The state of the union? Resistant

Paul O’Rourke-Babb is a health practitioner who works at Feather River Tribal Health in Oroville. He has also visited Iraq in recent years.

State of the Union speeches traditionally have been times for presidents to give “stump” speeches, to jolly us up about our “potential” or our great “duty.” So I wasn’t expecting much from G. W. (Global Warming) Bush’s contribution to this fiction. A responsible address could find much to say about dealing with what troubles us as a nation, but why bother? Fear-mongering as foreign policy produces that much-needed paralysis—a prerequisite to the rich 5 percent stealing everything the rest of us create.

Domestic policy? Empty-headed and cynical plans for $870 billion in revenues (taxes) to go out of the public economy (that’s us) and into the same corporate hands that destroyed the pensions of 650,000 older Americans and laid off 680,000 workers as part of our last “jobs bill.” Sixty percent of the richest corporations now don’t even pay any taxes. But one child in five goes to bed hungry.

As for health care (42 million with no insurance in the most expensive system on the planet): Contrary to all rational risk pool insurance rules, Mr. Bush wants to break up Medicare (3 percent overhead) and give elderly people their “choice” of more expensive private (24 percent overhead) plans—if the HMOs will take them. In return he’ll give them a prescription benefit that pays for 20 percent of typical costs.

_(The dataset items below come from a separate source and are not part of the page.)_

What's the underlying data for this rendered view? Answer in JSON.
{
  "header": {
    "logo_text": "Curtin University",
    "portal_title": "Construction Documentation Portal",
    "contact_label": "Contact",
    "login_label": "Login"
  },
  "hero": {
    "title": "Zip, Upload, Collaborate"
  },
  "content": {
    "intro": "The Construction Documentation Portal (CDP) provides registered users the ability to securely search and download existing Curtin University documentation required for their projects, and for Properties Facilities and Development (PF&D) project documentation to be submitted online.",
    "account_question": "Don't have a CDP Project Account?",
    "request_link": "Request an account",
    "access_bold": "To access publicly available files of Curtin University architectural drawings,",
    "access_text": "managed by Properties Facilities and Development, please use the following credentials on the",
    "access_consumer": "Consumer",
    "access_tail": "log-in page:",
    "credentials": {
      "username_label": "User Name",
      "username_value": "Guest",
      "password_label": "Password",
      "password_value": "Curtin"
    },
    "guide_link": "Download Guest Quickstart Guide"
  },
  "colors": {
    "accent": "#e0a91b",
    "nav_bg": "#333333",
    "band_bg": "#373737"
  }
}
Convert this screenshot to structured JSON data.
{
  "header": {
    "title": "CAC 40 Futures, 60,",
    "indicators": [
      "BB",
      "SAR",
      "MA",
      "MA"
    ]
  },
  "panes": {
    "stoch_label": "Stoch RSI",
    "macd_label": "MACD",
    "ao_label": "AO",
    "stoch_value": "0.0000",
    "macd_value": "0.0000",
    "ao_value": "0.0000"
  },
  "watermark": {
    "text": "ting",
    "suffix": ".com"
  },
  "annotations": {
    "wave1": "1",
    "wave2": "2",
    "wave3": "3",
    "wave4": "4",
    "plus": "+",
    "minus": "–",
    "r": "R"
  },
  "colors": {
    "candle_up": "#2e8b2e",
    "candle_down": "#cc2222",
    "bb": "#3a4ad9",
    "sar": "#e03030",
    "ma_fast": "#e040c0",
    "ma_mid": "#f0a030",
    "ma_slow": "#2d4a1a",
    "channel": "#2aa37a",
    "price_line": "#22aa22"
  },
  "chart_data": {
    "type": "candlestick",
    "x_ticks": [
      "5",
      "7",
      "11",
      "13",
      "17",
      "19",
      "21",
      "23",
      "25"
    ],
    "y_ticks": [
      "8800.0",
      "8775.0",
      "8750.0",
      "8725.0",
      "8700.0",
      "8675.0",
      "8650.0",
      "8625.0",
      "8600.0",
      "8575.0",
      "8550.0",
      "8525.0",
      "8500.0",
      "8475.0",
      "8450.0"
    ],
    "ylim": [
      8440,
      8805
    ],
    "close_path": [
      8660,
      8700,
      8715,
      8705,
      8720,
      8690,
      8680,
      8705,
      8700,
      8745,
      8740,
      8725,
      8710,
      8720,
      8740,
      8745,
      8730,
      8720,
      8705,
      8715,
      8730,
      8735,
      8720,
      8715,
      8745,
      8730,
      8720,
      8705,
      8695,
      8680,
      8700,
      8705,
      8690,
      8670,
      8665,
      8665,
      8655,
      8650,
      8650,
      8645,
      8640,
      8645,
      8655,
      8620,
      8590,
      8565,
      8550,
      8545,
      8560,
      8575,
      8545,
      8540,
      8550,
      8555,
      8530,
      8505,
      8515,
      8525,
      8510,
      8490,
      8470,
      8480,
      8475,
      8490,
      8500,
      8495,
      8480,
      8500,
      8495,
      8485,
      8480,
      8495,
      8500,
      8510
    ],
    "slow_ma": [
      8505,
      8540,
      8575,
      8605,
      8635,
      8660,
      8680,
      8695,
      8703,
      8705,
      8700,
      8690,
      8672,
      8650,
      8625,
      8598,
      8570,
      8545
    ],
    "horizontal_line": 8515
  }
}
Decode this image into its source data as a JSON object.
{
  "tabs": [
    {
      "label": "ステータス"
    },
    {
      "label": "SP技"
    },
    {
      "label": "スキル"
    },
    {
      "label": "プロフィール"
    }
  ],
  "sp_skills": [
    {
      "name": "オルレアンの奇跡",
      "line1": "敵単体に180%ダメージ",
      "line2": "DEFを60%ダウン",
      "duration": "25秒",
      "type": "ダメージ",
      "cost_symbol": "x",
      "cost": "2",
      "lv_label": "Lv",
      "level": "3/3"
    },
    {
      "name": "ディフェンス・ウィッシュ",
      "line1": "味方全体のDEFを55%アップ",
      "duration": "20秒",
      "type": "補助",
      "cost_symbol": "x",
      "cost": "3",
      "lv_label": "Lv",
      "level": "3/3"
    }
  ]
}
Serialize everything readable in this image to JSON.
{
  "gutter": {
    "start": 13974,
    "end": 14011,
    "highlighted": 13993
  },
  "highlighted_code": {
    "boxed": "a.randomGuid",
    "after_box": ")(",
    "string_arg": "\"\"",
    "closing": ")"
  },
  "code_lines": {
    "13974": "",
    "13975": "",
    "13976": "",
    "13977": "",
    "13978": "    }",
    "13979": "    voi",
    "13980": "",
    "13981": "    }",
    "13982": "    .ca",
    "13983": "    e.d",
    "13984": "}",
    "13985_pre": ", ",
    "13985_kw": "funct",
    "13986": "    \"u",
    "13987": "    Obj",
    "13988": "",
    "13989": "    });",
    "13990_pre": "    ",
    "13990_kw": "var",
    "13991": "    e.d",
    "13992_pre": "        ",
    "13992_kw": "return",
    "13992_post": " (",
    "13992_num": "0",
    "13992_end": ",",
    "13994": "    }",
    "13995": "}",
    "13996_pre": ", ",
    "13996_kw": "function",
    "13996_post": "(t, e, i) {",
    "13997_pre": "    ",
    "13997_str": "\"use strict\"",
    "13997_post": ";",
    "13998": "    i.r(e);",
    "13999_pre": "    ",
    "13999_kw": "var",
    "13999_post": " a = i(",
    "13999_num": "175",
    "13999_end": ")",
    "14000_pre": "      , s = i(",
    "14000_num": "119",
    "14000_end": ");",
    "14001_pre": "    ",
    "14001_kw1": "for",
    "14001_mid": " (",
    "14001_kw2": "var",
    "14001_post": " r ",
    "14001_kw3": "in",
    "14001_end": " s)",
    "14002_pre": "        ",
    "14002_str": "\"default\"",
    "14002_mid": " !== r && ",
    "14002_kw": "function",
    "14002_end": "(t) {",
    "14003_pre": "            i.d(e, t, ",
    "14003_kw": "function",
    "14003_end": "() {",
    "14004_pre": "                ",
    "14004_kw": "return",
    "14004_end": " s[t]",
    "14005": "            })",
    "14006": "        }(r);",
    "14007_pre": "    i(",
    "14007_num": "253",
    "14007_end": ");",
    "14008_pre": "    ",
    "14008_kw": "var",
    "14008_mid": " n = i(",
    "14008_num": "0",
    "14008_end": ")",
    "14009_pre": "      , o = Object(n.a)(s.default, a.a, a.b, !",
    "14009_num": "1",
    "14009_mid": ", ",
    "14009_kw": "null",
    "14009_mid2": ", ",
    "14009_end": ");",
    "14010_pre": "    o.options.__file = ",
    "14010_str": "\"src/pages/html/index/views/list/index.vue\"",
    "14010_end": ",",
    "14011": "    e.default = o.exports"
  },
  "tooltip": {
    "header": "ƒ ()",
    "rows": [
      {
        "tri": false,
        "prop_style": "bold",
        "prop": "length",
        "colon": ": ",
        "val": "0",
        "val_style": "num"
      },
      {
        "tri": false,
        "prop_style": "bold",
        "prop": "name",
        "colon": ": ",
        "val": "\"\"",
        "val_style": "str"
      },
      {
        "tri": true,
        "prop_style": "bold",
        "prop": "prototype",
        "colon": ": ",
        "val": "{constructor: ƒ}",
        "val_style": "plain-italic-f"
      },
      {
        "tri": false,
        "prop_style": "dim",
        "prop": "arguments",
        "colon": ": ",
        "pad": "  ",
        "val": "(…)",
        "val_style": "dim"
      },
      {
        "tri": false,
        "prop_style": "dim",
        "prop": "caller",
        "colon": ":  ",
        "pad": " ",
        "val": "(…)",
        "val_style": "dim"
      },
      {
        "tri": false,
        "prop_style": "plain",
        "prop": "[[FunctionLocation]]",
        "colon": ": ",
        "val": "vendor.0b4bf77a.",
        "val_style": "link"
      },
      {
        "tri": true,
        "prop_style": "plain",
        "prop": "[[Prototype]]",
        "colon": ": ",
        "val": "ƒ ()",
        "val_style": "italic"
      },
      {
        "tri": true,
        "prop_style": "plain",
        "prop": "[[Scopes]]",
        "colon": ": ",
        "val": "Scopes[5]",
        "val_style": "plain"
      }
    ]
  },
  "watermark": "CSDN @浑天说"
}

Even more outrageous, with 20 million people living under the poverty level, middle-class bankruptcies increasing, and one adult in five reading below fifth-grade level, the Bushites have nothing to say about education, living wages or housing.

A healthy environment is of primary importance to Americans. Mr. Bush’s plan is to roll back safeguards, circumvent protections and make the Environmental Protection Agency, Department of Agriculture and Food and Drug Administration exempt from Freedom of Information Act rules requiring public access to information. Of course he forgot to mention that, too.

Back to foreign policy. The U.S. military drops radioactive bombs on Afghans. This administration gives billions of dollars to a new biological-weapons manufacturing program in Livermore, Calif. It pulls out of the ABM treaty, threatens countries with first-strike “pre-emptive” nuclear weapons, refuses to participate in the International Court or a world conference on racism. It won’t join 100 nations in a treaty to get rid of persistent organic pesticide poisons. It helps international corporations force genetically sterilized seed on developing countries and poisons Colombian farmers with aerial pesticides. Then, after continuing to impose sanctions that have killed 1.7 million Iraqis, it wants to make war on that country because its leader poses a threat. Is it any wonder we’re worried about the State of the Union?

The real state of the union is that we’re not putting up with it anymore. There were 117 million calls to Congress in three months, 40-to-1 against the war. Hundreds of thousands in our streets and local communities are developing concrete alternatives. American labor unions, environmental activists, old people, youth and small-business people want peace, jobs, health care and justice. Join in, plug in to alternative news sites, and we all win.